Image: Wikimedia Commons/John Samuel

In times of war, the United Nations has its hands tied

International affairs have always been characterised by chaos. Claims otherwise are steeped in Western-centric narratives about which chaos, where, matters. The globe does not stop at the Mediterranean Sea nor the Eurasian Steppe, and those times heralded as eras of global stability tended to be anything but; the Cold War burned hot in Korea, Vietnam, Afghanistan, Nicaragua, Angola, and so on. 

Nonetheless, it is true that the world is experiencing generational turmoil. For the first time since World War II, a territorial war of conquest is underway in Europe, and while the fighting in Gaza, to paraphrase UN Secretary-General, António Guterres, has not come from a vacuum, the scale and extent of the Israeli response has rocked the Middle East more deeply than anything since the Lebanon wars in the 1980s. Massive Western and Western-backed invasions and catastrophic pretences to regime changes have shattered other Middle Eastern countries such as Libya, Iraq, Syria, Yemen, and Afghanistan, and shattered nations are unstable. They can be desperate and swing to vicious ideologies which are perversions of the peace after which they name themselves. Not least from the perspective of energy security, a regional war here would shape the rest of the century. 

The issue lies in the construction the Security Council

Where is the UN in this? Well, the institution has seen dizzying successes and crushing failures. Its aid programmes have freed millions from poverty and educated millions more. It has been on the wrong side of history in Rwanda and Darfur. But when it comes to the hard problems of international relations, those of war and peace, it is an institution of contradiction. Israel’s war on Gaza is the most fashionable example of the geopolitics which gums up the UN system, but it is the norm, not the exception. 

The issue lies in the construction of the Security Council. The only one capable of passing legally binding resolutions and legitimising the exercise of hard power, bombs, and bullets, is the most powerful organ of the UN. Not even sanctions can be implemented without the assent of the UNSC (United Nations Security Council). It is also the most dysfunctional. For a resolution to pass, nine of the ten members must vote for it, including the five permanent members – the P5. These are China, France, Russia, the UK, and the US. These P5 states all possess a veto which they may exercise without justification. If a single veto is cast, the resolution crumbles. This pattern has characterised the majority of the UNSC’s history. Rather than operating as an impartial and cooperative institution, it is beholden to the petty competing geostrategic interests of the P5. 

It makes sense to talk about Israel here, as nearly half of all US vetoes deployed since 1945 have been to protect the country from resolutions critical of its occupation of Palestinian land and its barbarous treatment of the Palestinian people.

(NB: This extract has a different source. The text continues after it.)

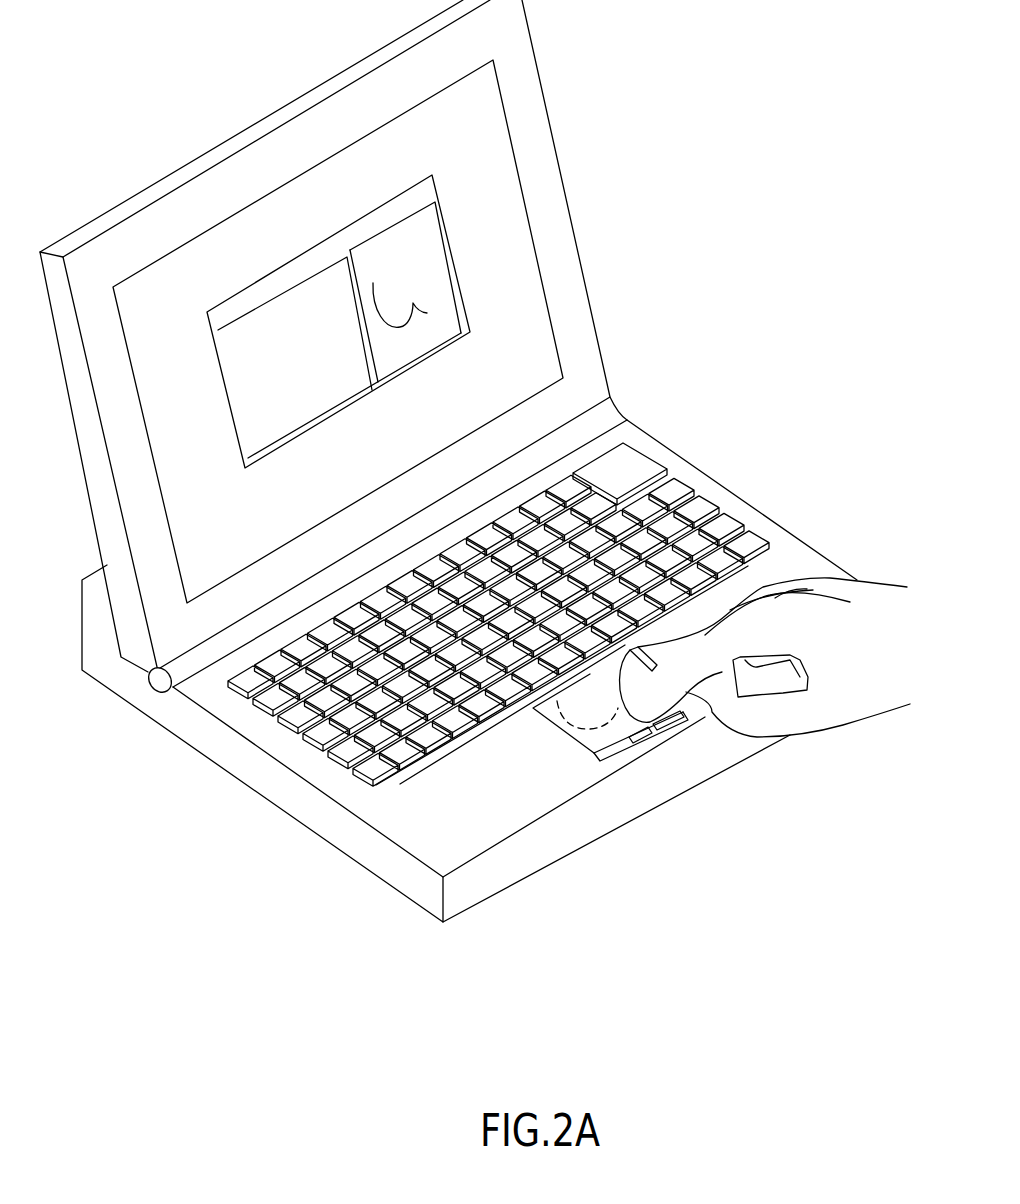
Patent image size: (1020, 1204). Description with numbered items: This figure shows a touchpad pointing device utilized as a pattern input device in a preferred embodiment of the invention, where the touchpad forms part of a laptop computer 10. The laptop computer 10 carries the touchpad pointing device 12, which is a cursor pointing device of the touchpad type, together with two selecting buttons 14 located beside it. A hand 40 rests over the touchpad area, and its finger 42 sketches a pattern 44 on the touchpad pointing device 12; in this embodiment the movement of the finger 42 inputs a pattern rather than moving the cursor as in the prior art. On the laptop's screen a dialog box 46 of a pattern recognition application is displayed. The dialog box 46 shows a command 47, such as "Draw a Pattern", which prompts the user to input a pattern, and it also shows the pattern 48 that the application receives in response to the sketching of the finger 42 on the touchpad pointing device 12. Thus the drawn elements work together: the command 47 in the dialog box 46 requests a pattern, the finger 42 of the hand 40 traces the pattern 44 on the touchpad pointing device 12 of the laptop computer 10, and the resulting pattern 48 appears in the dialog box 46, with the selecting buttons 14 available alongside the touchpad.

On the back of the recent ICJ (International Court of Justice) ruling, earlier this week Algeria drafted a UNSC resolution demanding an immediate ceasefire between Israel and Hamas (although it does not technically have any legal jurisdiction over the terrorist group). This will be vetoed by the US, if the Algerians even bother bringing it to the council. But equally, the UNSC has failed to call out China’s human rights abuses against Uyghur Muslims and other Turkic communities in Xinjiang. In the event of a future Chinese invasion of Taiwan, the UNSC would remain mute. It never issued a resolution condemning Russia’s illegal invasion of Ukraine nor its pro-Assad intervention in the 2015 Syrian Civil War. 

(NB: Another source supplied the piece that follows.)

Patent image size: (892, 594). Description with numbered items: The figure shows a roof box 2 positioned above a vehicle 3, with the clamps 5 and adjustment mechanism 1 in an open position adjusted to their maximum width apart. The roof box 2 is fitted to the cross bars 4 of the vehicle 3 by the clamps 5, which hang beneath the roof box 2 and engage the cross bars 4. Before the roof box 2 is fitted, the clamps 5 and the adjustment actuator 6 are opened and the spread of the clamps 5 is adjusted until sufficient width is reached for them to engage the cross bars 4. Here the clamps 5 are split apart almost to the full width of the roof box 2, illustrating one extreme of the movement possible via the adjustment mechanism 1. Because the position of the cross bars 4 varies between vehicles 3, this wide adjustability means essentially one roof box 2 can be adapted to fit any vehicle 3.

We can and should expect better from the democracies

The structure of the UNSC condemns it to impotence. The resolutions of the General Assembly, or the rulings of the ICJ, have no teeth. They cannot be enforced without the UNSC’s approval. 

But this does not mean that they do not matter. The United Nations remains a unique and uniquely powerful institution. It houses the world’s highest court. It has coordinated international cooperation inconceivable in the early twentieth or nineteenth centuries. And the diplomatic pressure it enables small powers to exert may yet bear fruit. 

Patience for Joe Biden’s unqualified support for Israel is wearing thin. He is being put under huge pressure to acknowledge what seems clear to those for whom Israel does not constitute the fulcrum of Middle East policy – not least Algeria and South Africa – as well as from home. The rulings of the ICJ and resolutions of the General Assembly have galvanised citizens to demand better from their leaders. Similarly, in the UK we have seen Muslim support for the Labour Party collapse because of Keir Starmer’s handling of the crisis. Foreign policy is coming home, and the sheer stature of the United Nations as an embodiment of the belief that things should and can be better has played a huge role in that. 

Even if the US and its allies defer, it is hard to imagine a similar popular groundswell forcing the more authoritarian members of the P5 to compromise. But we should, and can, expect better from the democracies. I will not be surprised if the dysfunctionality built into its DNA means that the United Nations’ reputation is forever shattered. But this is one attempt at civilisation that I do not wish to see buried by the Middle Eastern sands.